= List of fictional parasites =

This list encompasses fictional characters and species who are parasites or parasitoids.

== Film ==
- Xenomorph (Alien) - The primary antagonists of the Alien franchise. Xenomorphs reproduce by infesting the bodies of others and assume some of their host's characteristics upon being born.

== Literature ==
- Brood (Marvel Comics) - An insect-like alien species who reproduce by laying their eggs in other organisms' bodies and assimilating them.
- Chimera Anima (Tokyo Mew Mew) - Blob-shaped parasitic aliens who infect animals and transform them into monstrous forms.
- Eclipso (DC Comics) - A powerful mystical entity who can possess others via the Heart of Darkness.
- Mummudrai (Marvel Comics) - A species from another dimension who have no physical form and parasitize the bodies of others to form a body. Cassandra Nova, an enemy of the X-Men, is a mummudrai who formed her body by absorbing Charles Xavier's DNA.
- Parallax (DC Comics) - An insect-like entity who embodies fear and can possess the bodies of others.
- Sublime (Marvel Comics) - A sentient bacterial colony created by the Threshold that can possess the bodies of others. Mutants are immune to its control.
- Symbiote (Marvel Comics) - A slime-like alien species who can bond with other organisms, giving them superhuman abilities.

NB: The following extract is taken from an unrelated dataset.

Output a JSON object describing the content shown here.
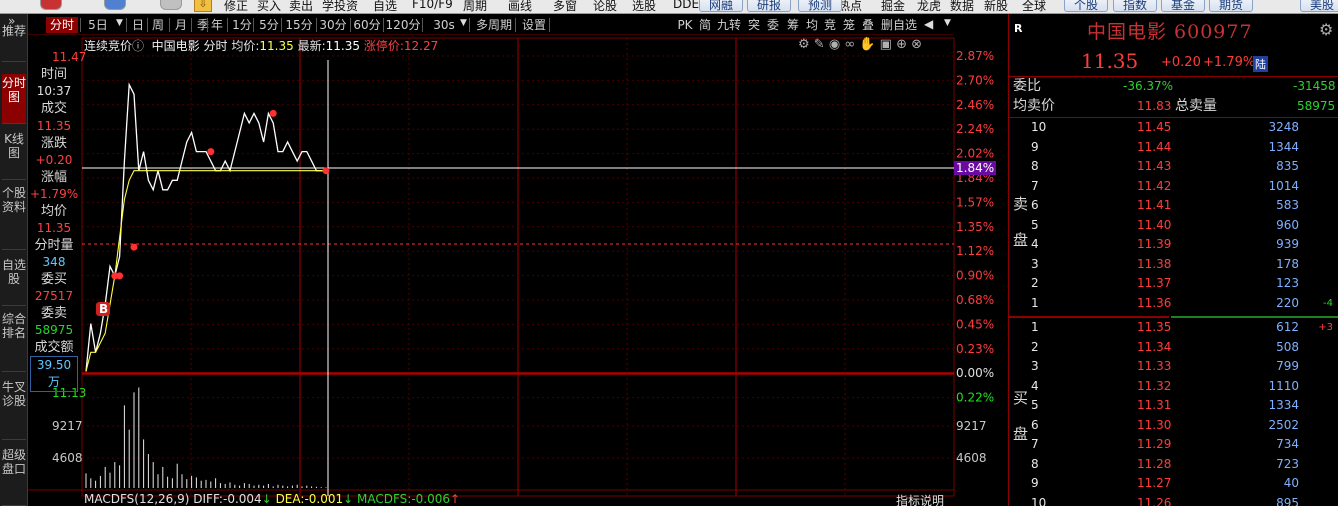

Some symbiotes influence the minds of their hosts, driving them to commit actions that they otherwise would not.
- Yeerk (Animorphs) - A blind, slug-like alien species who can possess organisms by entering their body and wrapping around their brain.

== Video games ==
- NE-α type parasite (Resident Evil 3: Nemesis) - A genetically engineered parasite with the ability to take control over its host's body by acting as their brain and it's this parasite that was used to create the Nemesis T-Type Tyrant.
- Las plagas (Resident Evil 4) - Parasitic organisms that can take control over their host's mind by attaching themselves onto their nervous system.
- Aparoid (Star Fox: Assault) - Cybernetic insect-like aliens who can infect and control the bodies of others.
- Headcrab (Half-Life) - A crab-like alien that latches on to the host's head and zombifies them.
- Metroid (Metroid) - A jellyfish-like species created by the Chozo to combat the X Parasites.
- X Parasite (Metroid) - An alien species whose bodies are shaped like the letter "X". They are able to assimilate the DNA and abilities of their hosts.
- Bugsnax (Bugsnax) - Bugsnax are insect-food hybrids that inhabit Snaktooth Island. When eaten, they transform part of the consumer's body into food. Later in the game, it is revealed that the Bugsnax are parasitic and transform anyone who regularly consumes them into more Bugsnax.

== Television ==
- Baby (Dragon Ball GT) - A parasitic alien created using the DNA of the Tuffle king.
- Bezoar (Buffy the Vampire Slayer) - An insect-like species that can control the bodies of others by attaching to their necks.
- Slime-Biot (Ben 10) - A squid-like species created by the Contumelia at the beginning of the universe to spread DNA and enable the evolution of life. Skurd, one of the Slime-Biots, bonds with Ben Tennyson, giving him the ability to create weapons based on his alien transformations.
- Unity (Superman: The Animated Series) - An alien that can assimilate humans into its hive mind.
- Xenocite (Ben 10) - A squid-like species created by the Highbreed to infect others and transform them into creatures known as DNAliens.